My recommendation is to pair your portfolio with both stocks and bonds so that you take on a balanced approach and offset potential volatility. The Vanguard Total Stock Market ETF (NYSEARCA:VTI) is an excellent core equity holding, while the PIMCO Total Return ETF (NYSEARCA:BOND) might be a worthy fixed-income opportunity. If you aren't comfortable implementing this process yourself, then consider hiring a fee-only investment adviser that will do it for you. Professionals often have the time, tools, and discipline to be able to implement an investment strategy more effectively than if you did it on your own.

The last step in this process is avoiding big losses. In investing there are four certain outcomes: (1) a big gain, (2) a small gain, (3) a small loss, and (4) a big loss. Three of these outcomes are acceptable. Everyone can agree that a big or small gain is going to move the needle forward on your portfolio and even a small loss won't derail you from reaching your goals. However, the big loss is the one cardinal sin that will haunt your dreams and hinder your performance.

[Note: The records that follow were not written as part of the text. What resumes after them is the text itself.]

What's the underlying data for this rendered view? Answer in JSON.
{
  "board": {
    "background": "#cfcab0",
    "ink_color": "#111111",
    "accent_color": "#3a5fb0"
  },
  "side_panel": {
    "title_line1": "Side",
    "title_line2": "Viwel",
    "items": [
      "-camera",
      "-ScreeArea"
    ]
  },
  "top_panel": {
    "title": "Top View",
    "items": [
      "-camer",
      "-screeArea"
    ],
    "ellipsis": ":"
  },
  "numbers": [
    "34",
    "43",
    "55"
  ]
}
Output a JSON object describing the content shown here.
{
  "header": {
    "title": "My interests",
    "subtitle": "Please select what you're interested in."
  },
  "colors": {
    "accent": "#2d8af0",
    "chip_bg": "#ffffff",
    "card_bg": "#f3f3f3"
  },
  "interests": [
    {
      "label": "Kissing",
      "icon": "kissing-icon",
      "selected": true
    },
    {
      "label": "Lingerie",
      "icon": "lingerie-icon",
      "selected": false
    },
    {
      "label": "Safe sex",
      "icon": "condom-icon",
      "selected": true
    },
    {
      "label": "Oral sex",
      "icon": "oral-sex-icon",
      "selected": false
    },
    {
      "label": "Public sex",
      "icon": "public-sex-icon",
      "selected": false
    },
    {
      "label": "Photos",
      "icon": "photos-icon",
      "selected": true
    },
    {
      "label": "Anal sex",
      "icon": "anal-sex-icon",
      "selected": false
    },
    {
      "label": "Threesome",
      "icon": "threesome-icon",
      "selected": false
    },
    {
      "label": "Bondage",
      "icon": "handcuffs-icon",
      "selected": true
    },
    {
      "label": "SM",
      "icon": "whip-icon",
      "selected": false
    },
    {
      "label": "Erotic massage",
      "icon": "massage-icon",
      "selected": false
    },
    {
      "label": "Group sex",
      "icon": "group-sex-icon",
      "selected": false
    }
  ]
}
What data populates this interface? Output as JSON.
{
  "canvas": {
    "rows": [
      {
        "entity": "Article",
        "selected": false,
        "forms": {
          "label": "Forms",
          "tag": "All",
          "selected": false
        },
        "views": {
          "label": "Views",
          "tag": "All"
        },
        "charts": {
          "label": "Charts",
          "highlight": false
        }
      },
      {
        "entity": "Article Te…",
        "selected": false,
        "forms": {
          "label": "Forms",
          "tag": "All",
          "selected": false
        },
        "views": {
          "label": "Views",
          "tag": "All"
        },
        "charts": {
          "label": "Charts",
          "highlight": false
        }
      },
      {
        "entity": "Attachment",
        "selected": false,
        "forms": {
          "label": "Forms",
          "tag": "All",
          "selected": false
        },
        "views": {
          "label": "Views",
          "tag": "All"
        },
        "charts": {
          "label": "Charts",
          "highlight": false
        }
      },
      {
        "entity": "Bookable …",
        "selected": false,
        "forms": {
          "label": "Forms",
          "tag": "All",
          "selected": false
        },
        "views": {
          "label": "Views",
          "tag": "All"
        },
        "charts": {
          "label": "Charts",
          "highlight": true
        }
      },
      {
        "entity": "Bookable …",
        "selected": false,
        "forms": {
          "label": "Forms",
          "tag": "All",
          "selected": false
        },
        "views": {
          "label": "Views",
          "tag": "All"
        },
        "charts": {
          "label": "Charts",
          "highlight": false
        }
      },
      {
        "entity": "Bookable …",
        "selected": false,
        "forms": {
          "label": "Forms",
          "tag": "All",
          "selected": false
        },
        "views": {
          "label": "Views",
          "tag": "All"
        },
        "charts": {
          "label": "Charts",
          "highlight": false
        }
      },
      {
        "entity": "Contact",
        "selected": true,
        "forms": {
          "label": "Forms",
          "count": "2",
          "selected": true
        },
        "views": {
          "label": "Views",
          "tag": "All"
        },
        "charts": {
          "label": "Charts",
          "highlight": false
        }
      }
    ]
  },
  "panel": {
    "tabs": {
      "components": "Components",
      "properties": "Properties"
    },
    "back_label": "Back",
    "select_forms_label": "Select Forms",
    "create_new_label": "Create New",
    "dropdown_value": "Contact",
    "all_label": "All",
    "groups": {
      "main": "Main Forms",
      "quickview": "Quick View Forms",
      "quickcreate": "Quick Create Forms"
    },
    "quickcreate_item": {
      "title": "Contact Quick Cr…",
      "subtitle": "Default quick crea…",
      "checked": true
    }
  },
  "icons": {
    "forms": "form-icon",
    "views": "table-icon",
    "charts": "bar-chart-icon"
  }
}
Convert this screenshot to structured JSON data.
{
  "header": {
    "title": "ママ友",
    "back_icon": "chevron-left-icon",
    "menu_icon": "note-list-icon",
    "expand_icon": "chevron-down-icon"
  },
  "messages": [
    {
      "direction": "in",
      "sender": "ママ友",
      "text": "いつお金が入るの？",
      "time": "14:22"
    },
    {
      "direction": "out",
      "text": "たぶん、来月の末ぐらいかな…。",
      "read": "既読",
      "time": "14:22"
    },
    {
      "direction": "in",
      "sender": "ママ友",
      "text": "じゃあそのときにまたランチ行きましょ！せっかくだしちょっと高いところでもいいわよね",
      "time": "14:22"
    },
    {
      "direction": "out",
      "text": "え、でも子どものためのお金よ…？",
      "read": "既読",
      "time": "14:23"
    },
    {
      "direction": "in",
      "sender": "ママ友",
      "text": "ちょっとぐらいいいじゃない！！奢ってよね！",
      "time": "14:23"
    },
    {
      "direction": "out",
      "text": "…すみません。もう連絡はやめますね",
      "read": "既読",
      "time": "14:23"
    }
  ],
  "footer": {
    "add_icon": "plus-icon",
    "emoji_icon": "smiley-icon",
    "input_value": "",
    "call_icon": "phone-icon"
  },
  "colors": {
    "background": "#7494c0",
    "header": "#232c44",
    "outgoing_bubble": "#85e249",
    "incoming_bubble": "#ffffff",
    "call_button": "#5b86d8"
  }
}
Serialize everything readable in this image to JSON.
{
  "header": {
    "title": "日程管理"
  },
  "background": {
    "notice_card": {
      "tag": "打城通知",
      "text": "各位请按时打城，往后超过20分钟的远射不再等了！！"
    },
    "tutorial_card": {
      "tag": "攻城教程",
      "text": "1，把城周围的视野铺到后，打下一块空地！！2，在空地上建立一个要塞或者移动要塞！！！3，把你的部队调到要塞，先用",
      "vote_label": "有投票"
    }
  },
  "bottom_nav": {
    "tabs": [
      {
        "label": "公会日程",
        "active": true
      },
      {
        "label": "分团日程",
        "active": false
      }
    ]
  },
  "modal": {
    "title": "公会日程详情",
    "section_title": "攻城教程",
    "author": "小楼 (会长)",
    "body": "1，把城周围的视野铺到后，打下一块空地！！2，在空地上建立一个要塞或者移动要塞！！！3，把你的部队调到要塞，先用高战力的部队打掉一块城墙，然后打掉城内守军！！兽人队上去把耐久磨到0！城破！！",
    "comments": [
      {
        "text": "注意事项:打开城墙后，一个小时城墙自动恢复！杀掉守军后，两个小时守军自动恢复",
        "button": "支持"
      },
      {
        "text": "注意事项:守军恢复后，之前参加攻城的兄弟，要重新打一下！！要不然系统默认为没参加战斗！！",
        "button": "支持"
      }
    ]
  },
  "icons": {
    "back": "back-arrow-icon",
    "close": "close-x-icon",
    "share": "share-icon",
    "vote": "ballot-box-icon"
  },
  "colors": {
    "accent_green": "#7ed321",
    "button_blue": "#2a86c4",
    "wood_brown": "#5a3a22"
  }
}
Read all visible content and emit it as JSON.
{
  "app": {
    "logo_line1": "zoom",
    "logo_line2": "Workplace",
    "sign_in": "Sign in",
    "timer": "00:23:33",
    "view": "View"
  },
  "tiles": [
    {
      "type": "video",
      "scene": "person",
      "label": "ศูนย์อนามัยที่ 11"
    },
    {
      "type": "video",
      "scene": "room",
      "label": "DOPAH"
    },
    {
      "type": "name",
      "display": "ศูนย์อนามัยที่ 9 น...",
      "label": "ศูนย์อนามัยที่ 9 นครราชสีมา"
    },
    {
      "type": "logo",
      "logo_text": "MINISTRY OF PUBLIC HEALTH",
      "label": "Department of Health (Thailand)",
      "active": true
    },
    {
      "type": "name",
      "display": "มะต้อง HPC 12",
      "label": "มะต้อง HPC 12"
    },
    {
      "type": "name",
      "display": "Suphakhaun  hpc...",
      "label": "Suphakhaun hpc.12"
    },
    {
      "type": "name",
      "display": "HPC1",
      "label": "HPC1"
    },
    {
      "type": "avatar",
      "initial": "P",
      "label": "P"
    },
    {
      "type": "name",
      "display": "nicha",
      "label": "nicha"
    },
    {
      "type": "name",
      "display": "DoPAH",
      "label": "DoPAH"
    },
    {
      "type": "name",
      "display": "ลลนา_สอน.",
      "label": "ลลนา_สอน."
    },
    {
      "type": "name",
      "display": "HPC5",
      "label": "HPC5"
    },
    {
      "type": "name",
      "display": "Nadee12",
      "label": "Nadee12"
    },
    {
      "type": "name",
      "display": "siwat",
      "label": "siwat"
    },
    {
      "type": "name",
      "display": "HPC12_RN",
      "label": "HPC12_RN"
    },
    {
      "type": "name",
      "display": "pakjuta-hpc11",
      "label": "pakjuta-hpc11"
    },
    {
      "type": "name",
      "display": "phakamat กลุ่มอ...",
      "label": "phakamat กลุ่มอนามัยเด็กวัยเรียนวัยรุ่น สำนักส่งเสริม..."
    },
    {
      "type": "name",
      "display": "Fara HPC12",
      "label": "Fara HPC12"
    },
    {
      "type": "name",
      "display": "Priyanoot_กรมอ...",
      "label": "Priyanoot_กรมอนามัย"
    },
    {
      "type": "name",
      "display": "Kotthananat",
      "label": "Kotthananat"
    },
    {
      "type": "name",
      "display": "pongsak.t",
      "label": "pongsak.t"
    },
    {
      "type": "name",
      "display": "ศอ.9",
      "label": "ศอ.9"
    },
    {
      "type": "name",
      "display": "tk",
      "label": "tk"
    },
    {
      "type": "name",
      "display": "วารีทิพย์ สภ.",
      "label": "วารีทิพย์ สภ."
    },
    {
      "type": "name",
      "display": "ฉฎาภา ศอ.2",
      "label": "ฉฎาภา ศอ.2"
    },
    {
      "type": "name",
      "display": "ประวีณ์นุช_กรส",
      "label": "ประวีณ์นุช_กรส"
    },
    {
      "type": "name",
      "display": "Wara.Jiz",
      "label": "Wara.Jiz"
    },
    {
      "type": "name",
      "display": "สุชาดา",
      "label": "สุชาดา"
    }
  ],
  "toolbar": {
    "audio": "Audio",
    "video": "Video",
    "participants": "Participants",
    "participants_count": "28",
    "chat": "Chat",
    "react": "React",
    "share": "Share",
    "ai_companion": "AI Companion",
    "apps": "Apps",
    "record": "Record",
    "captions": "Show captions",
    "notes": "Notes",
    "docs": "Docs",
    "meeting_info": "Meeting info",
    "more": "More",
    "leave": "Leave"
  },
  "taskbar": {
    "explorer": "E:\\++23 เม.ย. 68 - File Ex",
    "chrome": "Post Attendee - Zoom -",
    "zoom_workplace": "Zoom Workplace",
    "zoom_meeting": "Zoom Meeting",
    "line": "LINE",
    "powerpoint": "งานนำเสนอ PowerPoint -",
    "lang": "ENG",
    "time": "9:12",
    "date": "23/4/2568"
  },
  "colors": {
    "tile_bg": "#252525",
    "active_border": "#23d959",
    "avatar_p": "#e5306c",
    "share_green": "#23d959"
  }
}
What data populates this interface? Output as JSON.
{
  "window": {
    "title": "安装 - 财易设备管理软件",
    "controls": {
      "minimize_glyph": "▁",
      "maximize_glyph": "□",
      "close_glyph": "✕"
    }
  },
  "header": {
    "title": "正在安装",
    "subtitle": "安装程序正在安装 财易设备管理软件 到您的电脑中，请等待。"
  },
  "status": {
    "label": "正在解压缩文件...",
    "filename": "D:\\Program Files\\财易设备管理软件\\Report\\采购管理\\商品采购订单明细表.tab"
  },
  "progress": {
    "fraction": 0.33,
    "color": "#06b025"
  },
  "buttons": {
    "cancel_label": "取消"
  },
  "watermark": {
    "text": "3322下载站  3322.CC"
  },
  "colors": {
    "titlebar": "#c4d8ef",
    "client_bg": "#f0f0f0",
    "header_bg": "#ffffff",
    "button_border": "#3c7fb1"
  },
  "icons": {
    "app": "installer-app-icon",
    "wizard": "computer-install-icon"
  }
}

The worst part about a big loss is how much harder it is to recover from. Remember that based on the rules of compounding, a 25% loss requires a 33% gain to get back to break even. A 50% loss requires a 100% gain to get back to break even.

Instead, consider using a stop loss or other sell discipline on your portfolio that will allow you to sleep well at night knowing that you have defined your total risk. There are many different ways to implement a sell discipline and I have created a simple guide that may help you gauge the right level for different asset classes.

The Bottom Line

While this approach will not resonate with everyone, it does give you a clear and definable investment path from which to build on. You can pick and choose which ideas you feel are the most closely aligned with your risk tolerance and long-term goals.

The most important thing to remember is that hope is not an investment strategy and sitting in cash is not going to get you anywhere. Stepping out of your comfort zone can be hard at first, but it may just prove to be an opportunity for greater rewards and financial security down the line.

Disclosure: I have no positions in any stocks mentioned, and no plans to initiate any positions within the next 72 hours. I wrote this article myself, and it expresses my own opinions. I am not receiving compensation for it. I have no business relationship with any company whose stock is mentioned in this article.

Additional disclosure: David Fabian, FMD Capital Management, and/or its clients may hold positions in the ETFs and mutual funds mentioned above. The commentary does not constitute individualized investment advice. The opinions offered herein are not personalized recommendations to buy, sell or hold securities.